Over the years, she had often thought, suddenly, that there was a word that expressed what she felt for him, but she could not recall it. She, unsuccessfully, groped for a word that hung in her mind as an empty shape. She could neither fill it nor dismiss it.

She walked around the place, and suddenly glanced back at the tree. The tree, in its immovable finality, told her what he meant to her. She winced. She desperately, for this moment, hoped she could tear apart time and re-sew. In the metal tin can, that lay abandoned on the ground, she saw on her face, a faint smile of a lost battle, a battle deliberately lost..

And then he came. She need not have seen herself in the tin can...

10 comments:

Srilakshmi Chodavarapu said...

Fiction. The characters, the story, the milieu, the tin can, everything!
Any resemblance to characters or events in real life is unintentional.

Anonymous said...

Fiction? Damn you!

Anonymous said...

Write a book re. U r the best v have. ur book will sell like hotcakes. Roll no: 3 ;) is right! u got me all senti by the time i finished reading it. The last time i had cried so much in kal ho na ho.
knowing u all these years i shud nt b asking this, but wat d hell, every1s asking! is this fiction ;)?

Anonymous said...

i dun approve dat u r a goddess or n e thing and neither do i approve of ur taking the goddess status 4 granted.its outrageous!!u r b'ful n smart but tht doesnt make one a goddess?does it?y dun u evr tell ur MFC 2 shut up n shw sum self respect? ur indifference is a sign of ur enjoyin d whole club thing.n evn wen u say u hv lost a battle, u say it wd so much arrogance, as if ur losing is much highr thn our winning.

Thecky said...

Hey, I got two suggestions this time, "Goddess".(complete with the two-fingered double hand flick)
I am gonna recommend this blog to my Profs back at IIM to give some of them posts as fodder for the trickiest RC in CAT.
And then, I finally came up with what you should write a book on -
A thousand and one qualities I want in a husband.
Its great for those young girls out there looking for a man, this book could be the universal superset out of which they can choose their subsets.

Thecky said...

Sometimes talking too much about something can be harmful. I have encapsulated all I have felt for your posts in an eminently unmistakable comment above. You could say I poured my heartfelt feelings for your ridiculously wonderful blogposts in all my anonymous comments all over the blog.
Needless to say, my screwed up CG is a result of timeless hours spent trying to decipher the many meanings and underlying meanings in each syllable of every post.

Thecky said...

Btw, did I tell you? Sarcasm is my new flavor of the season. :)

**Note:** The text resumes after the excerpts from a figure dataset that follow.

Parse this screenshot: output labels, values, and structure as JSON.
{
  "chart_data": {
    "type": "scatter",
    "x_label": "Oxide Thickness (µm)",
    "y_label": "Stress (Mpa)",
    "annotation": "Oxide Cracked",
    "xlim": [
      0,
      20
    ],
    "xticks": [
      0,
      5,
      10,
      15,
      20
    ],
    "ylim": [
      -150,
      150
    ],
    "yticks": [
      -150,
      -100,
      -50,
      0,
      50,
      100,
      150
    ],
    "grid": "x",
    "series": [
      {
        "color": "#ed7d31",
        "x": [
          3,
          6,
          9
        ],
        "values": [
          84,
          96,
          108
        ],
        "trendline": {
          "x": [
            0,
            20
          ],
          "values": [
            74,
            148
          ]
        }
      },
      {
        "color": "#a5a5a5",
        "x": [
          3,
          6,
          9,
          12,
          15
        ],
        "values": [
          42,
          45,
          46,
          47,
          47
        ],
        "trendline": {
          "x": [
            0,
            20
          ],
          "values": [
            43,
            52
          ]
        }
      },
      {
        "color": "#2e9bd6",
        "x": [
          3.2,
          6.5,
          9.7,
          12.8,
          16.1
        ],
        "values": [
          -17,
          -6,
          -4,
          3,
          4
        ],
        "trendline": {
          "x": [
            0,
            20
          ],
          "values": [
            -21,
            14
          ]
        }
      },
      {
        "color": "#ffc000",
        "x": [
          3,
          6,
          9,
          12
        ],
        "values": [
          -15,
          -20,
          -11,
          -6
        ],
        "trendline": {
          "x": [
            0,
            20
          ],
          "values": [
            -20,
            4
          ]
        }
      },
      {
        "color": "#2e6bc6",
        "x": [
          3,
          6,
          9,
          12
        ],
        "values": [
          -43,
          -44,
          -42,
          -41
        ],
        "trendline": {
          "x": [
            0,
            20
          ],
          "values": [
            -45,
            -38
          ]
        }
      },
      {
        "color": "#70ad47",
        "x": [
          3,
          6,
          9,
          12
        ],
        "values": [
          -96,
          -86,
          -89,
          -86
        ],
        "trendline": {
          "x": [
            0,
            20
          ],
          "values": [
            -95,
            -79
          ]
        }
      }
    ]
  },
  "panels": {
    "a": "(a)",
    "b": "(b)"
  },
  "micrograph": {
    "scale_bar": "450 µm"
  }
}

Srilakshmi Chodavarapu said...

Ramya,
'Kal ho na ho'? My intention was 'Kuch kuch hota hai'. Either I'm a useless writer or you are a pathetic ***** with RCs.

Ravi,
Kid, you bullshitted well but you've got the plot all wrong. Sorry, today is some other dog's day. I'll tell you a secret. I ain't the 'She'. I have got enough intestinal fortitude to write in first person, if it was after all, about me.

Two reasons for why it is fiction:
a) I ain't so psenti about guys.
b) More importantly, the 'he' would have waited for hours, got irritated and left even before I went there.

Thecky,
Go run, go gym, go cycle. Sarcasm ain't gona burn your fat.

Anonymous said...

born arrogant.became more arrogant.now the most arrogant.on the verge of becoming,antisocially arrogant.will end up,becoming hostilely arrogant.

brilliant post,btw,kid.keep them coming.

Anonymous said...

You write like a pro.If you could write this post, it means u hv a heart;contrary to public opinion of ur being a only high class snob with no finer feelings! or is it just mockery?